This week I got to take part in the press check for the book I’m producing at work. As a “work for hire,” this will be neither my great American novel nor a deeply personal memoir, but it does represent a few years of work and a heck of a lot of blood, sweat, and tears from me and the designer. It was pretty satisfying to watch the final phase begin.
It was also fascinating! I am a 100% novice to the modern printing field. That said, I spent a chunk of my college years in a rare books library examining things like Layamon’s Brut, and I’d argue that watching a huge, four-color offset printing press produce a book’s signatures is not so intellectually distant from poring over a manuscript’s quire numbers. A medieval scribe, given the chance, could probably guess at the purpose of the recyclable aluminum bookplates that held each of this book’s eight-page signatures.
Still, what a machine the press was. A giant of a thing, taking up half a warehouse, with the pressman and his assistant continuously pacing back and forth to exchange plates, check ink, adjust registrations, etc. I got to walk the length of the press as the second signature ran through, and it felt as though a train was rumbling under my feet (or, to extend the medieval metaphor, a dragon).
At 448 pages, this is a honker of a book (technical term!) so the complete press check took two full days. Bless the designer, that man was present to review and approve every last section. I just dropped in at the beginning of the first day, embracing the role of “client:” no print expertise to offer, no constructive suggestions to make, and a stupid grin on my face. As the first prints of each signature rolled off, the pressman would pull samples from the feed and take them to a special reviewing desk, where he checked registrations, folded and compared the sheet to the book’s proof, adjusted settings via a panel at his right, and generally ensured that things looked good. Only then would he signal the designer to come approve a section.
It’s a photo-heavy book, and getting the colors right is important. The designer sometimes pulled out his jeweler’s loupe for close examination, sometimes stood back to check margins. The expressionless pressman stood silently to the side of the station, but watched like a hawk, almost daring the designer to find a problem. By the end of the two days, the two had come to appreciate each others’ skills. Not everyone cares this much; for those who do, it must be a thrill to transform thoughts into tangible objects.
The beautiful thing about partnering with a real designer on layout is that his eye catches things that I simply do not understand or notice. I would like to think that over the years I’ve gained some knowledge about, say, paper stock, or why you’d reproduce a black and white image in four-color ink, but the reality is that the designer is a specialist and I am not. It’s frustrating when he insists on changes that only 2% of people could consciously perceive. Yet minuscule adjustments and rigid standards across a publication do elevate the end result, and it’s a substantive impact, if difficult to describe. We may not consciously understand why a certain piece seems high quality, but our eyes and our minds know the difference. This quality control starts with layout, and carries all the way through to the final press check.

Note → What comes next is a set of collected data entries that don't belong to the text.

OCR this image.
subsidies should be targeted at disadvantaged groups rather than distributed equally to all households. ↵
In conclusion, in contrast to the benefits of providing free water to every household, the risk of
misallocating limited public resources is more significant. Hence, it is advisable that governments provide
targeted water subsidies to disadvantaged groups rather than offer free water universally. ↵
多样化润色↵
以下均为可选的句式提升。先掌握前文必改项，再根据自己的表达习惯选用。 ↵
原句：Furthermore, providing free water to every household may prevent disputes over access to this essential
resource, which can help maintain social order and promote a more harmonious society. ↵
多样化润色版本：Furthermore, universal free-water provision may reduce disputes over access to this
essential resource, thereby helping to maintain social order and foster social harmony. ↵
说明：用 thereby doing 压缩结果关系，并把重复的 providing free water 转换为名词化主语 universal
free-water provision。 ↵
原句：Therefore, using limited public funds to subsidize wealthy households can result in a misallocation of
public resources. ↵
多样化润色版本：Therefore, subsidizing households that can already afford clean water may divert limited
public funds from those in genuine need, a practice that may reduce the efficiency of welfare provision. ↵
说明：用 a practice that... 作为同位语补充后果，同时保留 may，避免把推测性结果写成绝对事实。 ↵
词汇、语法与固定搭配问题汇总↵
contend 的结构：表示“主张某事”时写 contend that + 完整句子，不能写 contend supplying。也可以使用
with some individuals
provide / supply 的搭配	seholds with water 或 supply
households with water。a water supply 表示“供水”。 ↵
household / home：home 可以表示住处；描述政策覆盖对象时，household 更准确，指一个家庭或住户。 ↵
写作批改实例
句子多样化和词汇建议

And now it’s all printed! The dust jacket and reams of eight-page signatures sit drying in the printer’s warehouse this weekend. The binding process begins next week: folding, compressing, trimming; sewing, binding, foil stamping; and the final wrapping of the hard-bound copy in the dust jacket, which must be done by hand. (I like that this step and other elements of the process remain high-touch—another connection with manuscript- and book-makers of the past.)
This project has been a real privilege, because it hits a sweet spot for hands-on, small-run publishing. If I were to self-publish a more personal work, I’d never be able to afford my own designer; if I’d had a novel “discovered” by some giant publishing house, I’d never be able to get so up close and personal to the printing and production stages. I’m grateful to have had the chance to see how all the pieces fit together. And I’m even more grateful that the whole damn thing is done.

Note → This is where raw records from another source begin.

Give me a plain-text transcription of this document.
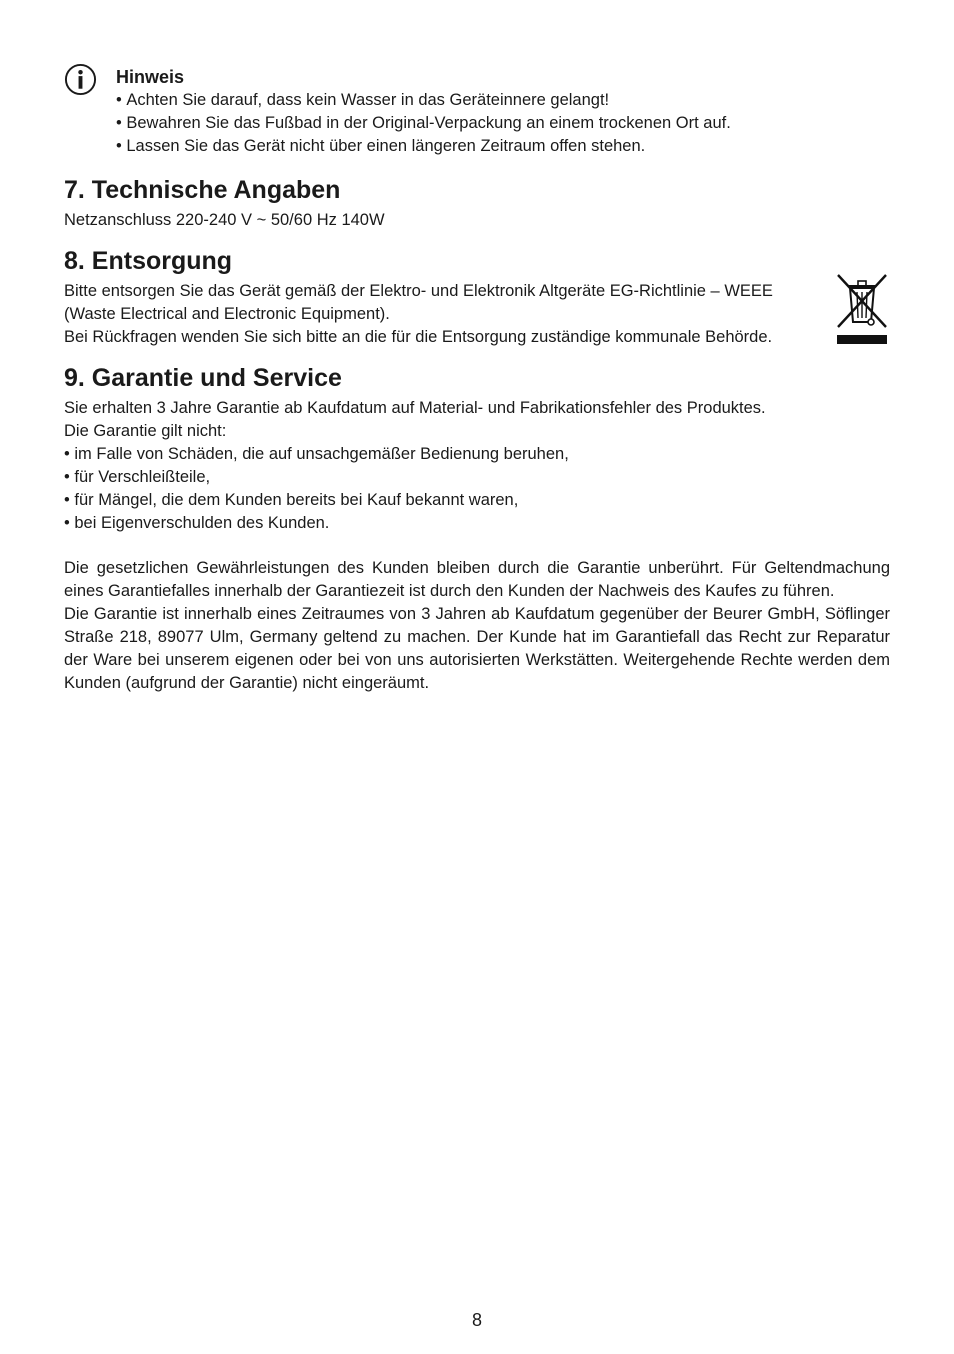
Hinweis

• Achten Sie darauf, dass kein Wasser in das Geräteinnere gelangt!
• Bewahren Sie das Fußbad in der Original-Verpackung an einem trockenen Ort auf.
• Lassen Sie das Gerät nicht über einen längeren Zeitraum offen stehen.
7. Technische Angaben
Netzanschluss 220-240 V ~ 50/60 Hz 140W
8. Entsorgung
Bitte entsorgen Sie das Gerät gemäß der Elektro- und Elektronik Altgeräte EG-Richtlinie – WEEE
(Waste Electrical and Electronic Equipment).
Bei Rückfragen wenden Sie sich bitte an die für die Entsorgung zuständige kommunale Behörde.
9. Garantie und Service
Sie erhalten 3 Jahre Garantie ab Kaufdatum auf Material- und Fabrikationsfehler des Produktes.
Die Garantie gilt nicht:
• im Falle von Schäden, die auf unsachgemäßer Bedienung beruhen,
• für Verschleißteile,
• für Mängel, die dem Kunden bereits bei Kauf bekannt waren,
• bei Eigenverschulden des Kunden.

Die gesetzlichen Gewährleistungen des Kunden bleiben durch die Garantie unberührt. Für Geltendmachung eines Garantiefalles innerhalb der Garantiezeit ist durch den Kunden der Nachweis des Kaufes zu führen.

Die Garantie ist innerhalb eines Zeitraumes von 3 Jahren ab Kaufdatum gegenüber der Beurer GmbH, Söflinger Straße 218, 89077 Ulm, Germany geltend zu machen. Der Kunde hat im Garantiefall das Recht zur Reparatur der Ware bei unserem eigenen oder bei von uns autorisierten Werkstätten. Weitergehende Rechte werden dem Kunden (aufgrund der Garantie) nicht eingeräumt.

8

Once, when I was the editor of a Major Magazine, the press people flew me by private jet (those were different days in the magazine business) to Wisconsin, to witness two million copies being printed. At one point I was standing on a scaffolding in the heart of a three-story tall press with multiple signatures whirring all around me and exactly your stupid grin on my face. Thank goodness the world isn’t entirely made up of English majors.
Thanks for being someone who understands the importance of quality at all stages and who cares enough to let the experts do their work - it's rare these days.